- Active temperature-controlled containers (Envirotainer, CSafe, DoKaSch, SkyCell, Swiss Airtainer) form a specialised pharma air cargo niche, critical for biologics, cell-and-gene therapies, and GDP-compliant cold chain logistics.
- DoKaSch Temperature Solutions expanded its U.S. network with a new Atlanta service station (May 2025), boosting Opticooler availability near Southeast life science clusters and cutting lead times for pharma manufacturers.
- Swiss Airtainer’s SAT RKN, the lightest solar-assisted active container, was approved by Delta Cargo in Dec 2024 – the first U.S. airline adoption, signalling broader acceptance of next-gen lightweight ULDs.
- Innovation trends include frozen set-points for biologics, lightweight solar-assisted RKNs, and solutions reducing empty container returns, improving resilience, cost efficiency, and sustainability across pharma lanes.
- The active ULD segment, though smaller than the $13.8bn global temperature-controlled packaging market, is strategically vital, with growth driven by biologics pipelines, clinical trials, and demand for high-reliability air freight.
The active container niche is a specialised, high-reliability segment of air cargo built around biopharma’s exacting needs. The competitive field is concentrated – Envirotainer, CSafe, DoKaSch, SkyCell with Swiss Airtainer emerging – and procurement decisions hinge on lane coverage, station density, set-point needs and sustainability goals. The market’s value is small relative to wider cold-chain packaging, yet it is strategically important and growing with biologics and cell-and-gene pipelines. Over the last 18 months, the most material developments have been frozen set-points, lightweight solar-assisted RKNs and operating innovations that address empty returns – all of which improve resilience and cost on global pharma lanes.
A recent development has seen DoKaSch Temperature Solutions expanding its US presence with new service station in Atlanta. DoKaSch Temperature Solutions, a specialist in active temperature-controlled containers for the global air cargo industry, opened the station in collaboration with SEKO Logistics. The station commenced operations in May 2025.
The new service station near Hartsfield–Jackson Atlanta International Airport, expands DoKaSch’s US and global network for time-critical pharmaceutical logistics. Positioned close to key life science clusters in the Southeast, including Raleigh–Durham, it ensures a high availability of Opticoolers for immediate deployment. This proximity allows pharmaceutical manufacturers and forwarders to access temperature-controlled containers at short notice, reducing lead times and ensuring the integrity of temperature-sensitive pharmaceuticals throughout global transport. The strategic location supports fast, reliable and sustainable cold chain solutions, enabling rapid deliveries to key markets across the Americas and worldwide.
“The launch of our new station in Atlanta is a strategic move to strengthen our network in the US and provide quicker access to our Opticoolers in a key logistics region,” said Andreas Seitz, managing director of DoKaSch Temperature Solutions. “By positioning containers closer to our customers, we support their operations with enhanced reliability and responsiveness.”
Meanwhile, Swiss Airtainer, provider of the lightest and most technologically advanced active RKN, in December 2024 announced that Delta Cargo had approved the SAT RKN under their Specialized Pharma – Approved Containers product. Delta Cargo is the first US-based passenger airline to approve the SAT RKN.
Active temperature-controlled containers
Active containers are self-powered ULDs with integrated heating and cooling, typically set to +2 to +8°C, +15 to +25°C or, increasingly, sub-zero set points for frozen biologics.

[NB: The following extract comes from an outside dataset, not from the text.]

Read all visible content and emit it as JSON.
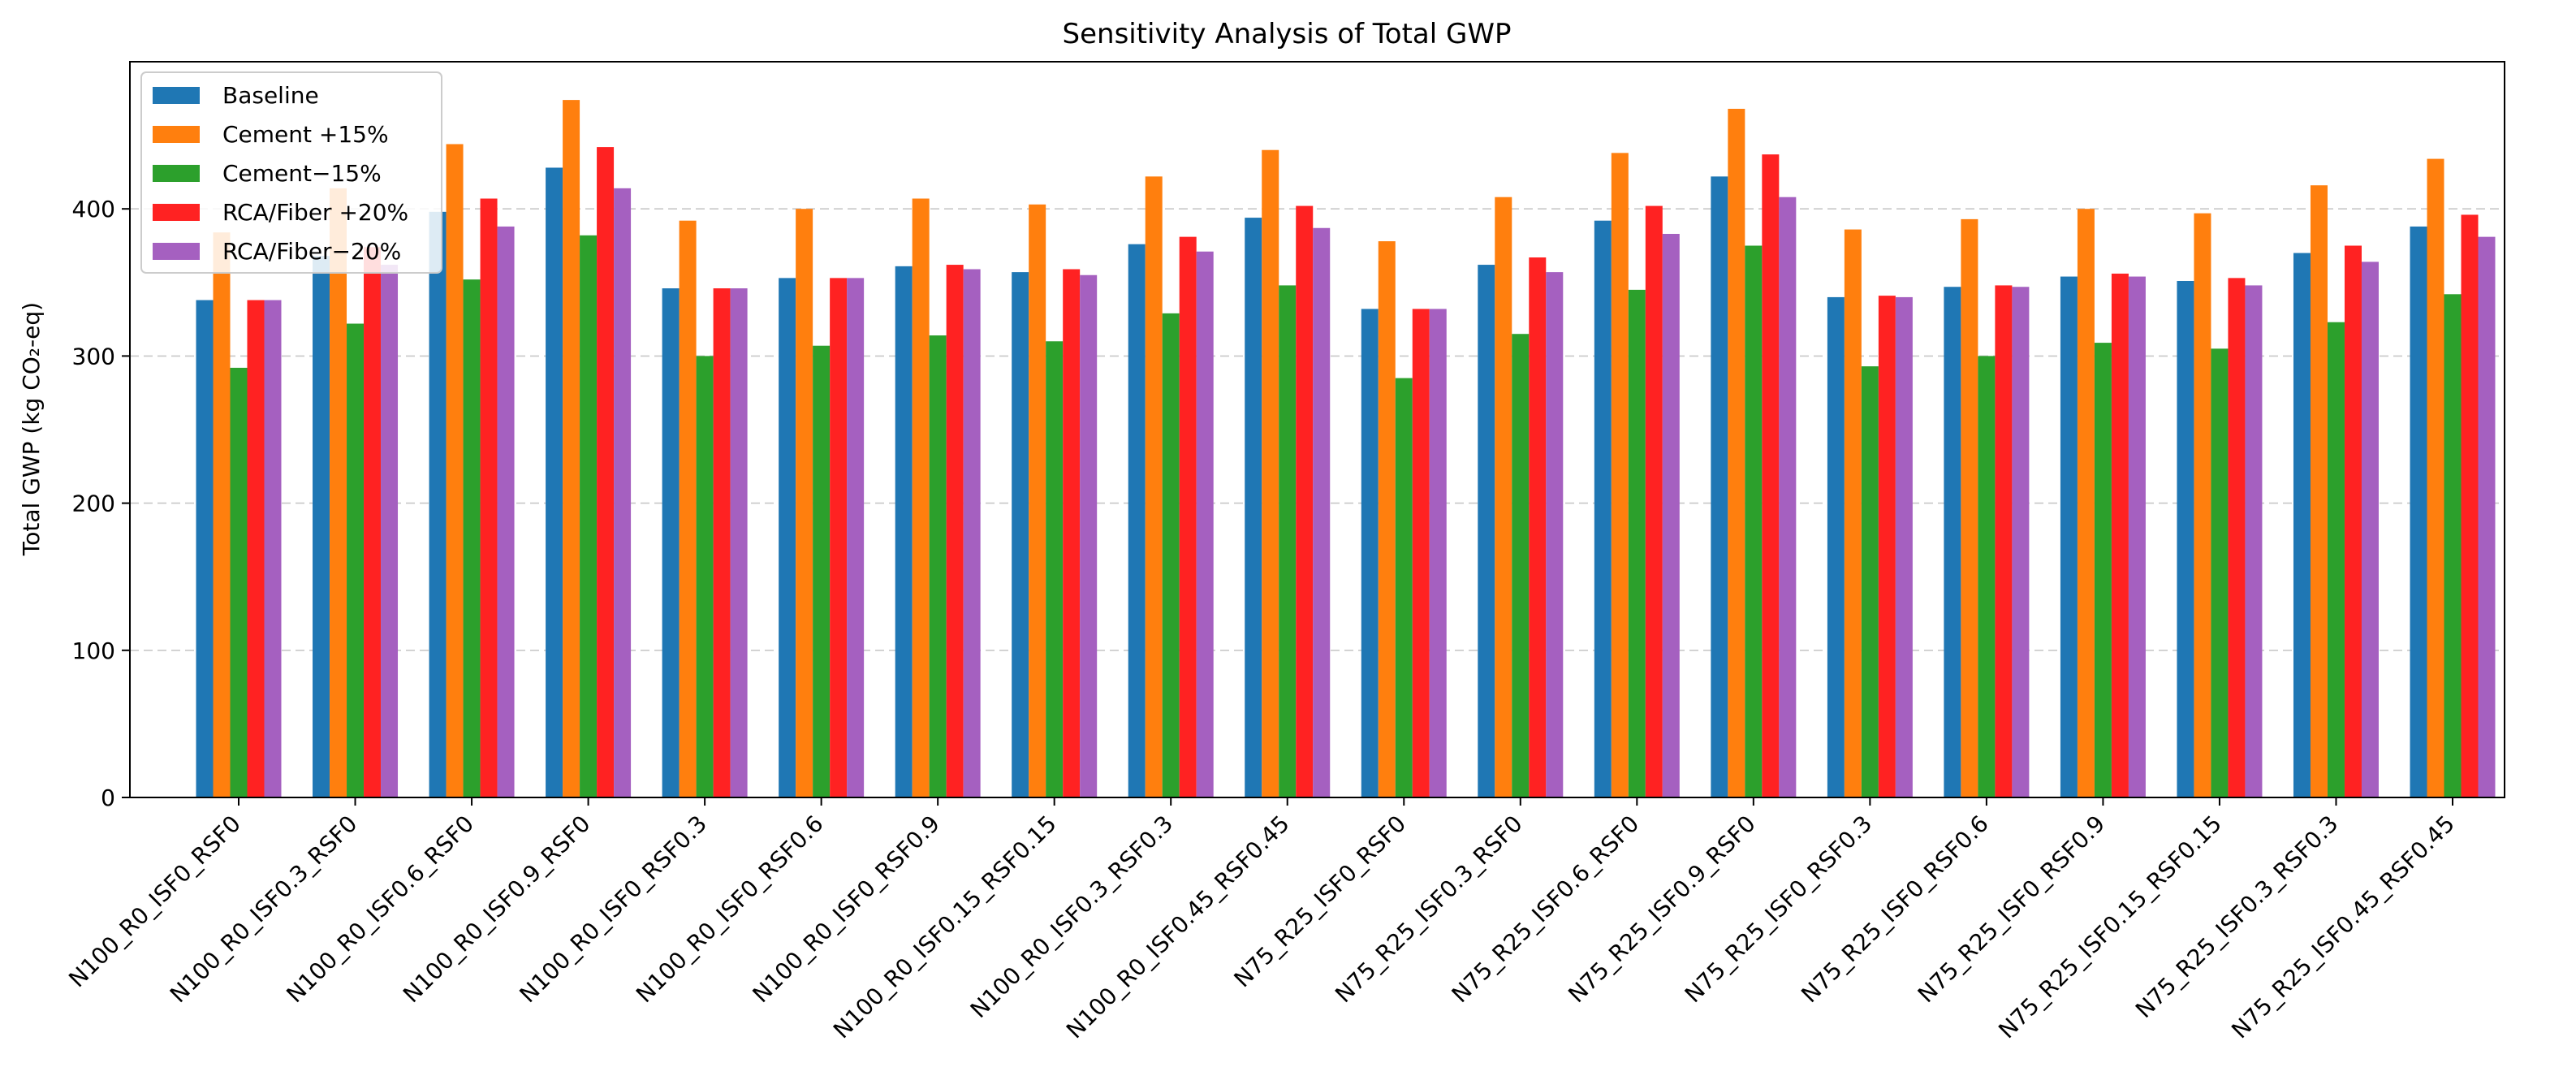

They rely on rechargeable batteries, compressor-driven HVAC and precise control systems, with many models now offering real-time telematics for lane visibility. Standard form factors are RKN (single-pallet footprint) and RAP (multi-pallet). Airlines approve specific manufacturers’ units and make them available on lease through pharma products and stations worldwide.
Passive shippers use phase-change materials and insulation without power; they dominate parcel and some bulk lanes. Active containers, by contrast, are chosen for tight temperature control over long sectors, variable ambient conditions, high-value payloads and when re-icing or lane conditioning is impractical. Airlines position and maintain active fleets at network stations, and shippers book them much like ULDs via forwarders. Carriers’ pharma products explicitly reference active units from the market’s leading brands.
The wider temperature-controlled packaging market across modes (active and passive, parcel and bulk) is much larger – $13.1bn in 2024, $13.8bn in 2025 – but most of that value sits outside powered air ULDs.
Given those anchor points, interviews and fleet disclosures imply the active air-ULD niche sits in the low hundreds of millions of dollars per year, driven primarily by biopharma and clinical supply chains, with growth underpinned by biologics pipelines and stricter GDP compliance.